Metropolis Hastings Algorithm¶

We implement the Metropolis Hastings algorithm for sampling from the posterior distribution. We use the gun control example from earlier lectures (see bayes_introP.ipynb and bayes_conjugateP.ipynb for background).

Note that in practice one would not use the Metropolis algorithm here because this is a conjugate model, so we can determine the posterior analytically. However this serves as a good check that we are implementing the algorithm correctly.

The Metropolis algorithm is an MCMC method which generates samples from the posterior distribution. These samples can then be used to approximate the posterior density, the posterior mean, and construct credible intervals.

In [233]:

import numpy as np
from scipy.stats import beta
import matplotlib.pyplot as plt
plt.style.use('ggplot')
%matplotlib inline

In [234]:

## the posterior is proportional to post
## note: more numerically stable to return log (f(x|p)pi(p))
##       and then exponentiate within metropolis. we do not
##       do this here to keep code as simple as possible
def post(p):
    return beta.pdf(p, 4, 4)*np.power(p,70)*np.power(1.0-p,30)

We now run Metropolis with a normal proposal distribution.

In [235]:

## an simple implementation Metropolis Hastings algorithm
Niter = 10000
chain = np.zeros(Niter)
chain[0] = 0.3

In [236]:

for ii in np.arange(Niter-1):
        prop = chain[ii] + np.random.normal(loc=0.0,scale=0.05,size=1)
        if (post(prop) / post(chain[ii])) > np.random.uniform():
            chain[ii+1] = prop
        else:
            chain[ii+1] = chain[ii]

In [237]:

## the chain takes 40+ iterations to converge to a steady state
## usually much longer for more realistic problems
## this is known as burn in
fig = plt.figure()
ax = plt.axes()
plt.plot(np.arange(100), chain[:100]);

In [205]:

## remove the first 1000 iterations to get rid of burn in
chain = chain[1000:]

In [206]:

np.size(chain)

Out[206]:

In [207]:

fig = plt.figure()
ax = plt.axes()
n, bins, rectangles = ax.hist(chain,25,normed=True,color='blue')
p = np.linspace(.5,.85,100);
plt.plot(p, beta.pdf(p,74,34));

Posterior Summaries from Chain¶

We compute the posterior mean and a 95% confidence interval from the Metropolis chain.

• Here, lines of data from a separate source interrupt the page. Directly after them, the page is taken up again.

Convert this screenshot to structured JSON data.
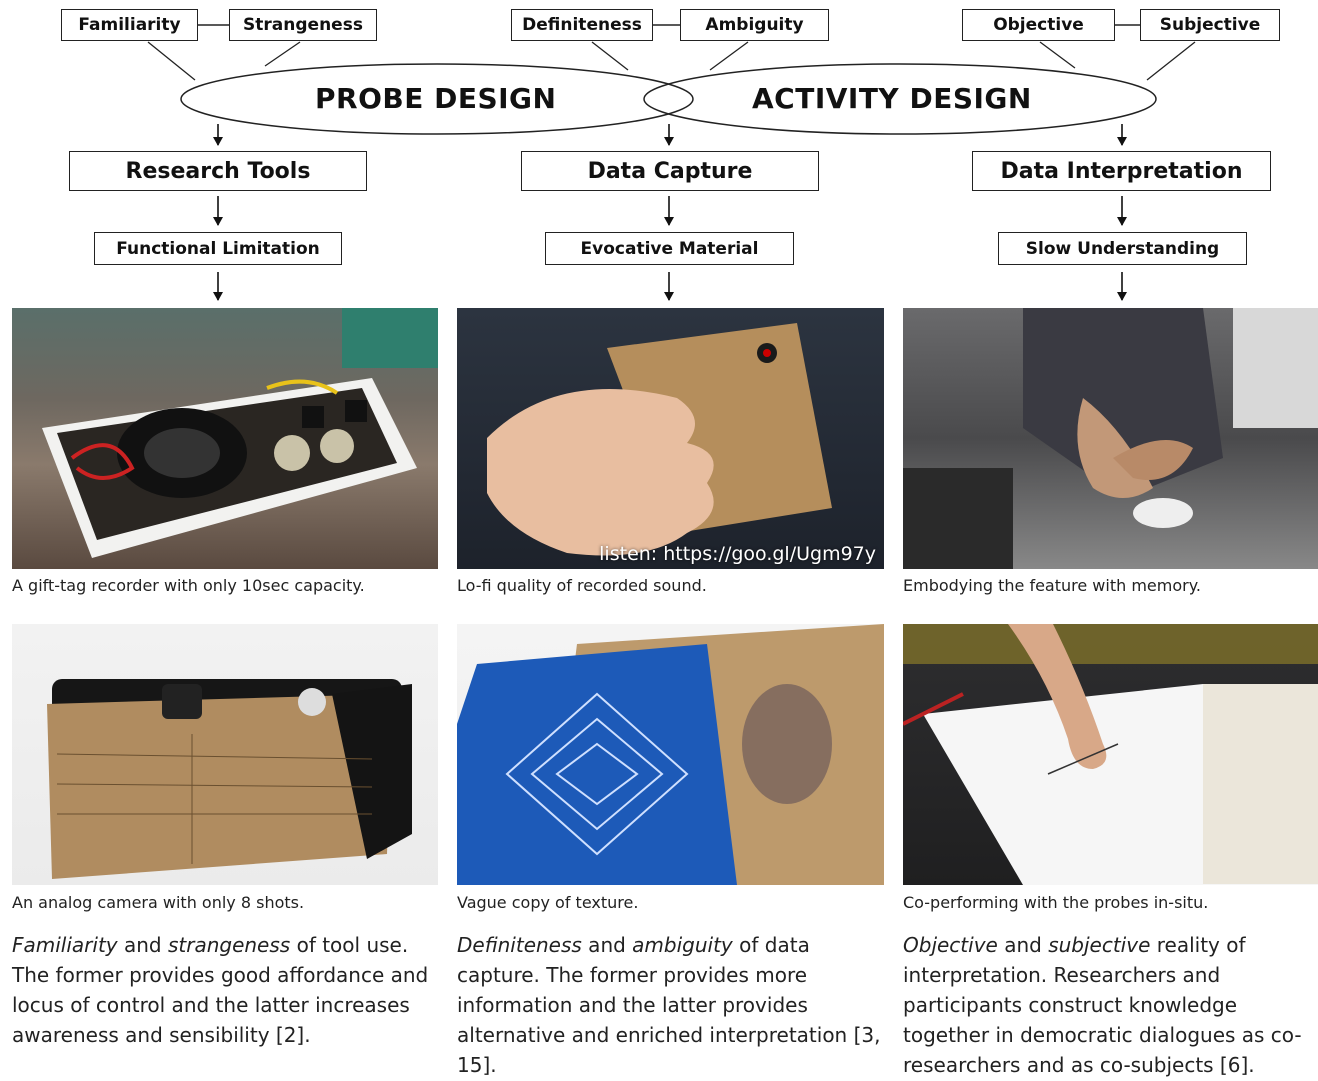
{
  "top_pairs": {
    "left": [
      "Familiarity",
      "Strangeness"
    ],
    "center": [
      "Definiteness",
      "Ambiguity"
    ],
    "right": [
      "Objective",
      "Subjective"
    ]
  },
  "ellipses": {
    "probe": "PROBE DESIGN",
    "activity": "ACTIVITY DESIGN"
  },
  "stages": {
    "left": "Research Tools",
    "center": "Data Capture",
    "right": "Data Interpretation"
  },
  "qualities": {
    "left": "Functional Limitation",
    "center": "Evocative Material",
    "right": "Slow Understanding"
  },
  "photos": {
    "row1": {
      "left": "A gift-tag recorder with only 10sec capacity.",
      "center": "Lo-fi quality of recorded sound.",
      "center_overlay": "listen: https://goo.gl/Ugm97y",
      "right": "Embodying the feature with memory."
    },
    "row2": {
      "left": "An analog camera with only 8 shots.",
      "center": "Vague copy of texture.",
      "right": "Co-performing with the probes in-situ."
    }
  },
  "paragraphs": {
    "left": {
      "term1": "Familiarity",
      "and": " and ",
      "term2": "strangeness",
      "rest": " of tool use. The former provides good affordance and locus of control and the latter increases awareness and sensibility [2]."
    },
    "center": {
      "term1": "Definiteness",
      "and": " and ",
      "term2": "ambiguity",
      "rest": " of data capture. The former provides more information and the latter provides alternative and enriched interpretation [3, 15]."
    },
    "right": {
      "term1": "Objective",
      "and": " and ",
      "term2": "subjective",
      "rest": " reality of interpretation. Researchers and participants construct knowledge together in democratic dialogues as co-researchers and as co-subjects [6]."
    }
  }
}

This should approximately match the exact results from using model conjugacy.

In [208]:

## posterior mean estimate
np.mean(chain)

Out[208]:

0.6881587298824549

In [209]:

## posterior mean from model conjugacy
74.0 / 108.0

Out[209]:

0.6851851851851852

To construct a 95% credible interval we compute the 2.5 percentile and the 97.5 percentile of chain

In [210]:

chain_s = np.sort(chain)
ixL = np.floor(np.size(chain_s)*.025).astype(int) ## lower index
ixU = np.floor(np.size(chain_s)*.975).astype(int) ## upper index

In [211]:

chain_s[ixL]

Out[211]:

0.6020716980709216

In [212]:

chain_s[ixU]

Out[212]:

0.7695917388707308

In [213]:

lhs = beta.ppf(0.025, 74, 34)
rhs = beta.ppf(0.975, 74, 34)
print(lhs)
print(rhs)

0.5949645643680469
0.7689093453760492

Tuning Metropolis and Monitoring Convergence¶

Successful application of Metropolis is a bit of an art.

The variance of the proposal distribution should be the same order as the variance of the posterior distribution.
The initial iterates prior to convergence should be discarded.
Run multiple chains from several starting points and monitor that the chains have mixed i.e. are not in separate regions of parameter space.

Chapter 11 of "Bayesian Data Analysis" by Gelman has some discussion including quantitative measures of convergence. We discuss these more in our next logistic regression example.

Finally note that it is generally a good idea to compute the log posterior at current and future interations and then exponentiate the difference. This is more numerically stable. However we did not do that here.